Rebekah explained how we will use them in the coming sessions, but I'm hesitant to repeat this as I didn't quite grasp the implications of the implementation. Apparently the symbol cards provide a powerful tool to identify what areas we are ignoring or not accessing when making decisions or dealing with issues. Listening on all levels (body, mind, heart and spirit) leads to integration and a wholesome, full engagement with self and life. I'm curious to explore how they might work and will hopefully find out in our third session next Sunday.
"Jung believed that symbols are created spontaneously by the psyche. Our dreams are constituted entirely of symbols, which Jung differentiated from signs. Signs include names, emblems or images that point to something known. For instance, the name ‘wife’ is a sign that points to a known person, to this man’s marriage partner. But symbols operate on a different plane, and point to something as yet unknown. The ‘wife’ in a dream points to an interior, psychic reality that does not correspond with outer reality. For Jung, the same word can function as a sign or a symbol, depending on whether or not it is being used by the unconscious to point to internal realities.
A sign is obvious, manifest and can be understood by reason.

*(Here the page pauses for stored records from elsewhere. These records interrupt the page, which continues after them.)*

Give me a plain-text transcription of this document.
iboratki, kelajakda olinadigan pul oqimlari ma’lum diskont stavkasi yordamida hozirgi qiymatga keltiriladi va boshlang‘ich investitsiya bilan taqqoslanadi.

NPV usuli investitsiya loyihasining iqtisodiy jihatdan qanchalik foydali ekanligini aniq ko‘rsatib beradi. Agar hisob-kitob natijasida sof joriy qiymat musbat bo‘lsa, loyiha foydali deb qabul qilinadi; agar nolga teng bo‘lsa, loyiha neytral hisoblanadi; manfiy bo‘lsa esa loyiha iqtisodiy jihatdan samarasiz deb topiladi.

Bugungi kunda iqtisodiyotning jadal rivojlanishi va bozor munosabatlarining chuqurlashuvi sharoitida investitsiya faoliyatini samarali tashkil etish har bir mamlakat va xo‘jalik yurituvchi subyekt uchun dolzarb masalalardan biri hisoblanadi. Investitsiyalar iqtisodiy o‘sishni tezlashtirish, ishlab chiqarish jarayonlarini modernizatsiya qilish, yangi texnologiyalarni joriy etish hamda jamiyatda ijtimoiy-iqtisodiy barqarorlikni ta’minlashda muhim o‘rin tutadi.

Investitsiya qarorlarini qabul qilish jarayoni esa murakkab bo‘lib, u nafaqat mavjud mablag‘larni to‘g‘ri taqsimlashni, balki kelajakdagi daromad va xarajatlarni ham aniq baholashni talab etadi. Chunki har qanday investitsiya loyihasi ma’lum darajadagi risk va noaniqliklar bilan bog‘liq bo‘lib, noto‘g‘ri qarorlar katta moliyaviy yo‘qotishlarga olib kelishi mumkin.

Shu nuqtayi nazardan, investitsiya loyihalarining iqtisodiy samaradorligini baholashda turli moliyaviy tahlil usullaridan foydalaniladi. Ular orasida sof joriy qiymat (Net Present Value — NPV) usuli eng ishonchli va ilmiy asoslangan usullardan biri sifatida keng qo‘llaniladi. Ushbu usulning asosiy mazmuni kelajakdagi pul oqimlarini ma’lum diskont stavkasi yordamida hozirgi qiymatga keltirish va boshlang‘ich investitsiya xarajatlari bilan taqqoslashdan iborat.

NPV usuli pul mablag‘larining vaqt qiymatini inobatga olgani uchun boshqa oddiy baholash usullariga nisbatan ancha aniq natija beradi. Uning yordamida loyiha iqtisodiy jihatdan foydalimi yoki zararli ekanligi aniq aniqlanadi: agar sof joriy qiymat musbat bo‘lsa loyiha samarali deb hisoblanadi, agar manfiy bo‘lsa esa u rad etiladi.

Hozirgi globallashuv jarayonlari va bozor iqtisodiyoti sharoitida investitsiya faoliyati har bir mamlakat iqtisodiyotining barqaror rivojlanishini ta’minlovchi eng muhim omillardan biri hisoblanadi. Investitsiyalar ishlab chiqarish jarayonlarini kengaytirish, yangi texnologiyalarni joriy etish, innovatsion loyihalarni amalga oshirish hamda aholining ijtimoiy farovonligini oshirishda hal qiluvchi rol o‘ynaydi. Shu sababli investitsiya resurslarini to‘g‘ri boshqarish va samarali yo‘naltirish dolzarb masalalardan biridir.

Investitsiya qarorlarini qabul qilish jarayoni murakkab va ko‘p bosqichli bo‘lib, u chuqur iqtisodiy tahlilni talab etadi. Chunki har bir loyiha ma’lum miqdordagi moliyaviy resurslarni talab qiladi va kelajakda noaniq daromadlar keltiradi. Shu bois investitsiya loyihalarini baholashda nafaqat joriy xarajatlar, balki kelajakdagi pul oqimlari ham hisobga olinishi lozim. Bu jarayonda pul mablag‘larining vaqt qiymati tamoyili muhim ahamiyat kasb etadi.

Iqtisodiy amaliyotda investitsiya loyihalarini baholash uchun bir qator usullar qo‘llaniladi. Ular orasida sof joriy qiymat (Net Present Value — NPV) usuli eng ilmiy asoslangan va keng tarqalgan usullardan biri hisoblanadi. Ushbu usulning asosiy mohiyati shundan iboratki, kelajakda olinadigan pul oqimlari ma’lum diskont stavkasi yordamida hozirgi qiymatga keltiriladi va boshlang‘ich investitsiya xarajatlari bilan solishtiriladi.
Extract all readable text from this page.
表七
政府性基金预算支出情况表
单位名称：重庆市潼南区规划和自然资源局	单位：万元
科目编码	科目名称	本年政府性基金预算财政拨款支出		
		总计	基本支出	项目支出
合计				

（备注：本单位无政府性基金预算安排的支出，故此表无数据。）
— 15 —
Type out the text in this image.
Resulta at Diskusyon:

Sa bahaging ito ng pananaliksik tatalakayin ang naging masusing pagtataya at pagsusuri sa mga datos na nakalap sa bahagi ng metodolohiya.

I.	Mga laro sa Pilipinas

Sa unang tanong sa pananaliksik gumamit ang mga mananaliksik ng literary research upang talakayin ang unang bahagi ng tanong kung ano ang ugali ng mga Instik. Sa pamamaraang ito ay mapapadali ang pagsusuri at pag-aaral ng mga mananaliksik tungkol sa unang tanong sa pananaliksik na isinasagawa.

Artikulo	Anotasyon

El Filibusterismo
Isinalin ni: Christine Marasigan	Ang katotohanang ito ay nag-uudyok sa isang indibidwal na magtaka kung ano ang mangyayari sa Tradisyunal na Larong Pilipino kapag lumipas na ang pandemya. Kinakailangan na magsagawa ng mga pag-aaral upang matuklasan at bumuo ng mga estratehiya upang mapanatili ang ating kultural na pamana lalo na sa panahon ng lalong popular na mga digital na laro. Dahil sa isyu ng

A symbol, however, is mysterious and can only be discerned by intuition or poetic understanding. It is symbolic knowledge that Jung is concerned with, and he is attracted to what is deep, profound and obscure. The study of signs leads to semiotics, linguistics and discourse analysis. The study of symbols leads to mythology, religion and philosophy. For Jung, the unconscious is not speaking about the external social world, but about the internal psychic plane, which cannot be known directly. It is real in its own right, though not in the sense that we usually designate as real, and symbols are the nearest we can get to approaching this unknown realm."